Updated: Oct. 11, 2019 at 6:06 PM CDT
Email This Link
Share on Pinterest
Share on LinkedIn

BATON ROUGE, La. (WAFB) - It’s flu season and the Centers for Disease Control (CDC) is urging expecting mothers to take precautions and get vaccinated.

One doctor says parents shouldn’t be worried about the vaccine itself, but more so what could happen if you don’t get the shot.

It’s only natural for an expecting mom to be concerned at the sign of a sneeze or cough.

“I immediately start looking. Okay, are we running fever? Are you tired?” said Brytanni Weems, an expecting mother.

An sign of illness sends Weems into a frenzy. That’s because she’s expecting baby number three.

“In pregnancy, I try to wash my hands, make sure that I avoid anybody who’s sick. I try to limit my shopping,” Weems said.

Being pregnant has its own set of worries, but add a potentially life threatening illness like the flu into the mix and Weems becomes an advocate for flu shots.

“Definitely, definitely. Not only for myself and my baby, but I do have two smaller children that I wouldn’t want them to get sick,” said Weems.

Dr. Terrie Thomas says it’s a common misconception that pregnant women shouldn’t get vaccinated.

“Pregnant women are incredibly more likely to end up in the hospital as a result of getting the flu and they are more likely to get other illnesses like pneumonia,” said Dr. Terri Thomas.

It could be a matter of life and death. She tells her patients the flu itself is much more dangerous than any flu-like symptoms you may get after the vaccine.

“Pregnant mothers that get the flu vaccine are 40% less likely to end up in the hospital and the really important thing is that they pass immunity to their babies while they’re pregnant,” Dr. Thomas emphasized. “Babies, newborn babies of pregnant moms are 80% less likely to be hospitalized after birth because of flu and flu-like illnesses.”

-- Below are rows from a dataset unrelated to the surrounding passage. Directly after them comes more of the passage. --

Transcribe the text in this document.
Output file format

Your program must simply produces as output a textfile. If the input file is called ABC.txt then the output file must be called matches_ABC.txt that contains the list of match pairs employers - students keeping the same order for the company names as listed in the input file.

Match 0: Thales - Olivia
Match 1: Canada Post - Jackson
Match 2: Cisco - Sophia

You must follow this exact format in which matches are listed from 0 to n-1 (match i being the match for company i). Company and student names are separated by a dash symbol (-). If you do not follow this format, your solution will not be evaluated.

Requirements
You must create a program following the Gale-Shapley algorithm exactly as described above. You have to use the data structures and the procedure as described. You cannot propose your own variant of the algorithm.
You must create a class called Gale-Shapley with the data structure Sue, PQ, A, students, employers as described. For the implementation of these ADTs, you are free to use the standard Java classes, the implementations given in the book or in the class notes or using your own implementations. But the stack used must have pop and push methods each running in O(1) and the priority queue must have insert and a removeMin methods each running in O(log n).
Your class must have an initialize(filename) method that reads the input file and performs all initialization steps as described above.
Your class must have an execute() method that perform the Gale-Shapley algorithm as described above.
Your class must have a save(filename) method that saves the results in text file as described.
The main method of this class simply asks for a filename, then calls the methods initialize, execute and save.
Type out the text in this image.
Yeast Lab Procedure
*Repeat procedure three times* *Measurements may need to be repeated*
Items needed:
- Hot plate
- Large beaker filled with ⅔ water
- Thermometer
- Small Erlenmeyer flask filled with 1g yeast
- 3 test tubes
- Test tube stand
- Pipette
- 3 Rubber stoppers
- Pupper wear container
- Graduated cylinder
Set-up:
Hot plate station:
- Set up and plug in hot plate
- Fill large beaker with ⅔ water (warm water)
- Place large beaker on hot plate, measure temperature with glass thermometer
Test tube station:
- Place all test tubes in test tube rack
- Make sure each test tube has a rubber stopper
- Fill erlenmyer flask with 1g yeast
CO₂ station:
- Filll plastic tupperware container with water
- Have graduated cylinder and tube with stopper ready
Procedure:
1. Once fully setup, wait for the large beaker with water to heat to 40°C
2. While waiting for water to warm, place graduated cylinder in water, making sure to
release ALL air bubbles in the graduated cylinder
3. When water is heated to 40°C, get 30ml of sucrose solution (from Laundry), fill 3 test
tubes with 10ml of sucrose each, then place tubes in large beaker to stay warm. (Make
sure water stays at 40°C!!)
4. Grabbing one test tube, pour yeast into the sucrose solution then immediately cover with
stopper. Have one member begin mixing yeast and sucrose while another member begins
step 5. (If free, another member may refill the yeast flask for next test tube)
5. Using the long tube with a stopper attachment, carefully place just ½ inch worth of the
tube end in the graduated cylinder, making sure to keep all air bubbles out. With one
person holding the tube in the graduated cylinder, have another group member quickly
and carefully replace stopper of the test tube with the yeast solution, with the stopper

Health experts say expectant mothers have a weakened immune system. According to the CDC, babies under 6-months-old have the “highest incidence of influenza-associated hospitalizations among children.”

“The other important thing about getting the flu vaccine in pregnancy is for your baby. That’s the key,” Dr. Thomas said.

There are certain challenges to treating pregnant women with the flu since it’s two patients instead of one, so Dr. Thomas says prevention is always better than planning treatment.